An energy band compactable B-rGO/PbTiO3 p–n junction: a highly dynamic and durable photocatalyst for enhanced photocatalytic H2 evolution

Abstract

Reduced graphene oxide (rGO) intentionally doped with boron atoms is a promising tactic to extract bandgap energy and p-type semiconducting behavior from graphene-based materials. Moreover, the integration of p-type boron-doped rGO with an n-type material through a heterojunction interface exhibits complementary properties to restrict the fast recombination of charge carriers and enhance the photoreaction towards energy applications. Herein, we have prepared boron-doped rGO/PbTiO₃ p–n heterojunctions via a hydrothermal method. The successful formation of an excellent p–n heterojunction was demonstrated by TEM, XPS and Raman analysis.

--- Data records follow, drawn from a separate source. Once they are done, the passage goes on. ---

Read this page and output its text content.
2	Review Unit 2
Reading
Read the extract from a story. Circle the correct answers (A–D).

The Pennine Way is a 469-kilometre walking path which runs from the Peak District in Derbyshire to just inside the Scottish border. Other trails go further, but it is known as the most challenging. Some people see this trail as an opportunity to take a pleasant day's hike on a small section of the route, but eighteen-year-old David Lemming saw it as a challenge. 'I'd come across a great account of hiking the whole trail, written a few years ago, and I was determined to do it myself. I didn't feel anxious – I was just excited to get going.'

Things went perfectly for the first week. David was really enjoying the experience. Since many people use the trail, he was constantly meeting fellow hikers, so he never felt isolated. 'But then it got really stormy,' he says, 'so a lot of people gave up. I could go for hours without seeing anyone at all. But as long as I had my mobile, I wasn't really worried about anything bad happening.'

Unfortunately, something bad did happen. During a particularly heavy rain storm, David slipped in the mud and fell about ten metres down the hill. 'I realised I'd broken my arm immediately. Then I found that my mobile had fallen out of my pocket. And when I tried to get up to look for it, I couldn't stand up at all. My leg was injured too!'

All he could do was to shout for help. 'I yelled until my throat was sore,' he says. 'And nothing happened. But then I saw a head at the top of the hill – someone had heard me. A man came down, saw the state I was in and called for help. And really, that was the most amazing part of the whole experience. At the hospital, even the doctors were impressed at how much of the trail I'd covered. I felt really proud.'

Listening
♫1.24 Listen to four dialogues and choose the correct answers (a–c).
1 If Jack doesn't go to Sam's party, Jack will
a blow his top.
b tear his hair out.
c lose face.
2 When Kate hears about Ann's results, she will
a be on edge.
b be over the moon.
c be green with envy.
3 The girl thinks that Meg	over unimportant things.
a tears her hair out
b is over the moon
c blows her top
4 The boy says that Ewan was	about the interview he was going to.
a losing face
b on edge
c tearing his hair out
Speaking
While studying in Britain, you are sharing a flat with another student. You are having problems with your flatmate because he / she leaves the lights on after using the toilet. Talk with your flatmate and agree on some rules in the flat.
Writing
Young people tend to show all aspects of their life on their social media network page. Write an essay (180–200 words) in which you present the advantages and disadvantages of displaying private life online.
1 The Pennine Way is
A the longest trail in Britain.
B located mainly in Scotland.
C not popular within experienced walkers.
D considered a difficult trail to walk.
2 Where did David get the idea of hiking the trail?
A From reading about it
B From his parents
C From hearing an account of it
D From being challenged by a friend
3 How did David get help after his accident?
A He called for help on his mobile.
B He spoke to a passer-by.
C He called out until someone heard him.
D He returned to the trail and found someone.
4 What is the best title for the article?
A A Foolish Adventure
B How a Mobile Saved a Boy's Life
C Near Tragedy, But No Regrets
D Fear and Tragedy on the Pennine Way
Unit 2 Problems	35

The constructed boron-doped rGO/PbTiO₃ p–n heterojunctions exhibit dramatic increases in photoelectrochemical and photocatalytic performance due to the presence of a space charge region at the interface of the two materials. The scenario also revealed the double-edge sword functions of B-rGO: the material itself (i) acts as a visible light active photocatalyst with a band gap energy of 2.7 eV and (ii) participates in enhanced charge transfer via the band edge alignment between B-rGO and PbTiO₃, as elucidated from photoluminescence and electrochemical impedance studies. Furthermore, the optimal 2B-rGO/PT p–n heterojunction possesses outstanding repeatability and exhibited the highest rate of hydrogen evolution, i.e. 293.79 μmol h⁻¹ under visible light irradiation. The results for these materials may provide advanced insight into the design of next-generation high-efficiency black graphene-based heterojunctions.